Graphics show a cross-section of some of the mounds. Twelve mounds are on the Spiro site — temple mounds, burial mounds and house mounds. The large Craig Mound contains the Hollow Chamber.
All the items on display in this area, with the exception of contemporary pieces, were found within the hidden chamber, a space about 16-by-16 feet.
Visitors can read graphics giving the most reasonable explanation of why all these articles were here.
“This was the most object-laden Mississippian mound ever discovered in North America,” Singleton said.
The next room tells the story of how, after all these things were assembled in Spiro, they were dispersed throughout the world. In short, the mound was looted.
In 1933, a group of men, having discovered a number of artifacts in the area, obtained a lease on the land and set out to excavate the mounds to sell what they found, and they found plenty.
The looting went on for two years. Today, you’ll find Spiro artifacts in museums throughout the world.
In 1935, the State of Oklahoma passed an antiquities protection law, and the looting was stopped. With WPA participation and funding from the University of Oklahoma, the University of Tulsa and Gilcrease Museum, the Oklahoma Historical Society and Woolaroc, proper excavation and exploration was undertaken.

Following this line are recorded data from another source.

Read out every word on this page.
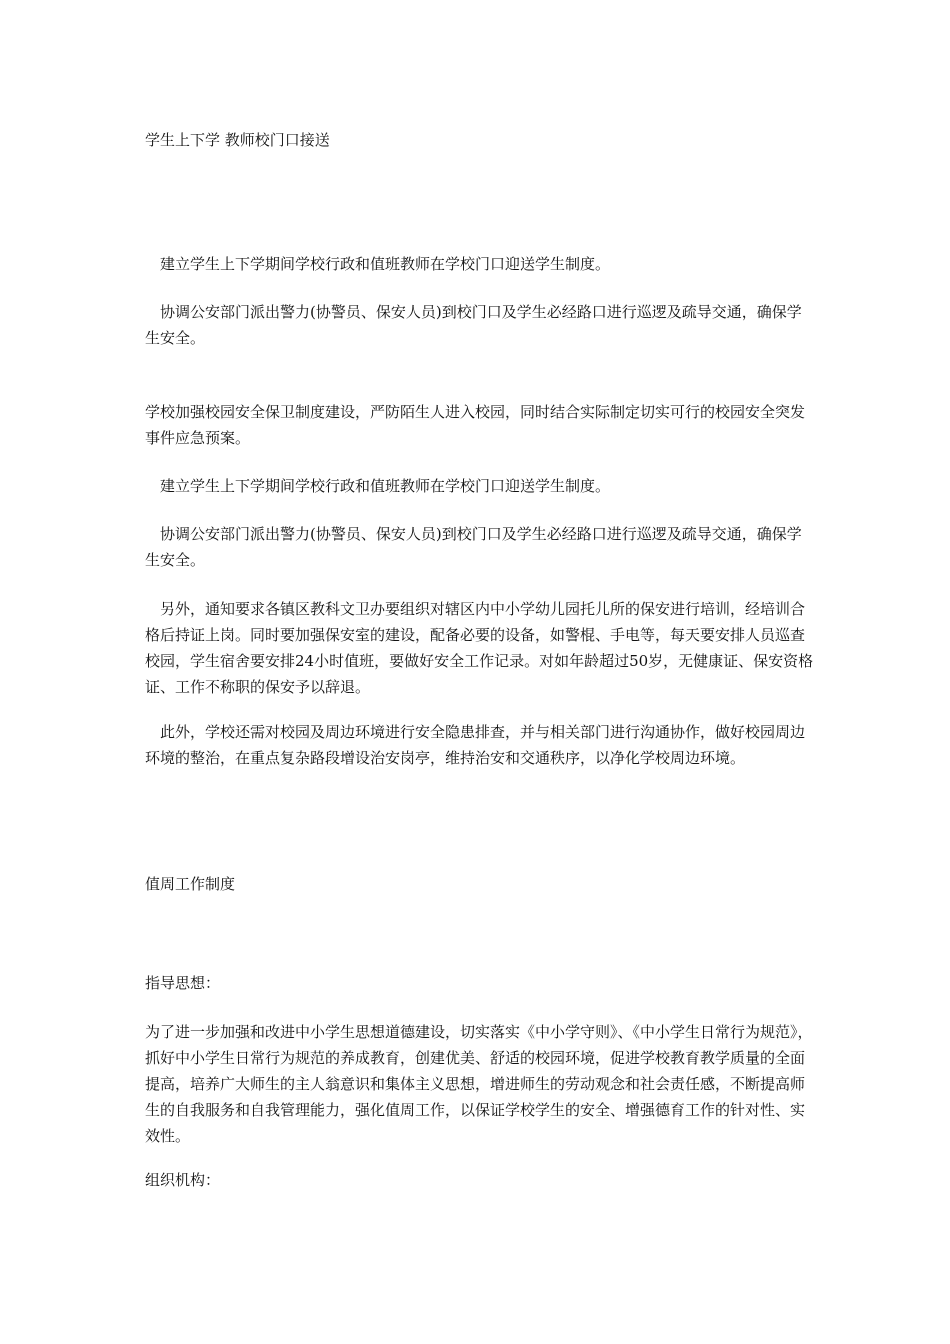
学生上下学 教师校门口接送

　建立学生上下学期间学校行政和值班教师在学校门口迎送学生制度。

　协调公安部门派出警力(协警员、保安人员)到校门口及学生必经路口进行巡逻及疏导交通，确保学生安全。

学校加强校园安全保卫制度建设，严防陌生人进入校园，同时结合实际制定切实可行的校园安全突发事件应急预案。

　建立学生上下学期间学校行政和值班教师在学校门口迎送学生制度。

　协调公安部门派出警力(协警员、保安人员)到校门口及学生必经路口进行巡逻及疏导交通，确保学生安全。

　另外，通知要求各镇区教科文卫办要组织对辖区内中小学幼儿园托儿所的保安进行培训，经培训合格后持证上岗。同时要加强保安室的建设，配备必要的设备，如警棍、手电等，每天要安排人员巡查校园，学生宿舍要安排24小时值班，要做好安全工作记录。对如年龄超过50岁，无健康证、保安资格证、工作不称职的保安予以辞退。

　此外，学校还需对校园及周边环境进行安全隐患排查，并与相关部门进行沟通协作，做好校园周边环境的整治，在重点复杂路段增设治安岗亭，维持治安和交通秩序，以净化学校周边环境。

值周工作制度

指导思想：

为了进一步加强和改进中小学生思想道德建设，切实落实《中小学守则》、《中小学生日常行为规范》，抓好中小学生日常行为规范的养成教育，创建优美、舒适的校园环境，促进学校教育教学质量的全面提高，培养广大师生的主人翁意识和集体主义思想，增进师生的劳动观念和社会责任感，不断提高师生的自我服务和自我管理能力，强化值周工作，以保证学校学生的安全、增强德育工作的针对性、实效性。

组织机构：
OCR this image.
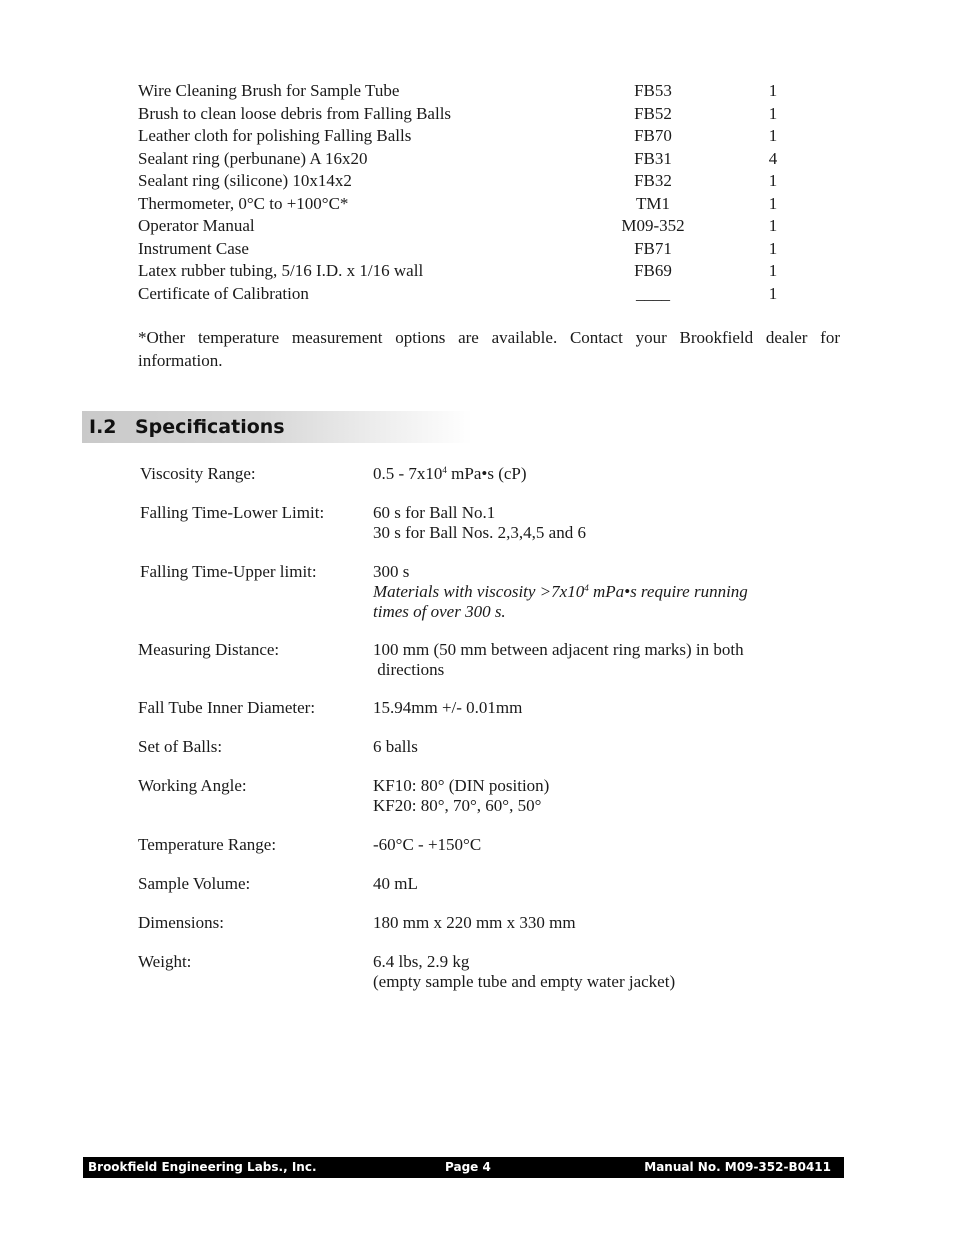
Wire Cleaning Brush for Sample Tube	FB53	1
Brush to clean loose debris from Falling Balls	FB52	1
Leather cloth for polishing Falling Balls	FB70	1
Sealant ring (perbunane) A 16x20	FB31	4
Sealant ring (silicone) 10x14x2	FB32	1
Thermometer, 0°C to +100°C*	TM1	1
Operator Manual	M09-352	1
Instrument Case	FB71	1
Latex rubber tubing, 5/16 I.D. x 1/16 wall	FB69	1
Certificate of Calibration	____	1
*Other temperature measurement options are available. Contact your Brookfield dealer for information.
I.2 Specifications
Viscosity Range:	$0.5 - 7x10^4$ mPa•s (cP)
Falling Time-Lower Limit:	60 s for Ball No.1
30 s for Ball Nos. 2,3,4,5 and 6
Falling Time-Upper limit:	300 s
Materials with viscosity $>7x10^4$ mPa•s require running
times of over 300 s.
Measuring Distance:	100 mm (50 mm between adjacent ring marks) in both
directions
Fall Tube Inner Diameter:	15.94mm +/- 0.01mm
Set of Balls:	6 balls
Working Angle:	KF10: 80° (DIN position)
KF20: 80°, 70°, 60°, 50°
Temperature Range:	-60°C - +150°C
Sample Volume:	40 mL
Dimensions:	180 mm x 220 mm x 330 mm
Weight:	6.4 lbs, 2.9 kg
(empty sample tube and empty water jacket)
Brookfield Engineering Labs., Inc.	Page 4	Manual No. M09-352-B0411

Perhaps the most colorful section of the exhibition is the last section: Continuation of Culture. Here, contemporary pieces reflect traditional themes of the ancestors in new and interesting ways.
I’m particularly fond of a small piece of pottery by Jeri Redcorn, who is credited with reviving Caddo pottery.

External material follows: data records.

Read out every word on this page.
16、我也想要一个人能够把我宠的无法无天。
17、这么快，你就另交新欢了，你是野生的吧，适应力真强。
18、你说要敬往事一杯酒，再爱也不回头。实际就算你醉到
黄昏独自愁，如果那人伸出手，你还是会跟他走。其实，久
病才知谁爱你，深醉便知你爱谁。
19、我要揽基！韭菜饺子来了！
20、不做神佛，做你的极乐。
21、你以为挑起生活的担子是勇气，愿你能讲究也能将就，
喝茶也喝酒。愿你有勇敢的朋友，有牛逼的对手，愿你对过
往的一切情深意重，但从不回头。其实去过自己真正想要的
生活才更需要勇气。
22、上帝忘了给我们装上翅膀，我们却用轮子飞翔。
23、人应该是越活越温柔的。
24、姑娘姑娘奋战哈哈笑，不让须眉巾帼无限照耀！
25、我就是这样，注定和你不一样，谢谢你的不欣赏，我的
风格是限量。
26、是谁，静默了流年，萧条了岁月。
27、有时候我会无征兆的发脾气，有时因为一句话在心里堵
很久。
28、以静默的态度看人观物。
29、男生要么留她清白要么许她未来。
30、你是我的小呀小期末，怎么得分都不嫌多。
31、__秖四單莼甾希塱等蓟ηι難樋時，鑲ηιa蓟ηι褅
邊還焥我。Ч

She had already begun studying and practicing the tradition when, visiting Natchitoches, Louisiana, she was standing on the edge of Cane Lake.
“I looked at the water and the moss hanging on the trees and all of a sudden I realized we have the Alligator Dance out on the plains,” she said. “And it was like an ‘aha’ moment — that’s why we have the Alligator Dance. and I thought, ‘They (the ancestors) kept that — they kept that tradition.’
“As I stood there, I felt that there were other women on the banks, grass houses and arbors, and they were making pottery with me, even though I was the only one there.”
The influence of the ancestors continues; the creation of the art is a spiritual experience.
This is the first and only time since the 1930s that these Spiro items have been reunited. Coming from 16 American museums and private collections, most will again leave the state after the exhibition.
“Spiro and the Art of the Mississippian World” runs through May 9. Don’t miss this opportunity.
“It’s America’s classic culture,” Singleton said.
The museum is open from 10 a.m. to 5 p.m. Monday through Saturday and from noon to 5 Sunday. Admission is $12.50 for adults, $9.75 for students with IDs, $5.75 for children ages 6 to 12 and free for children age 5 or under. Masks and social distancing are required.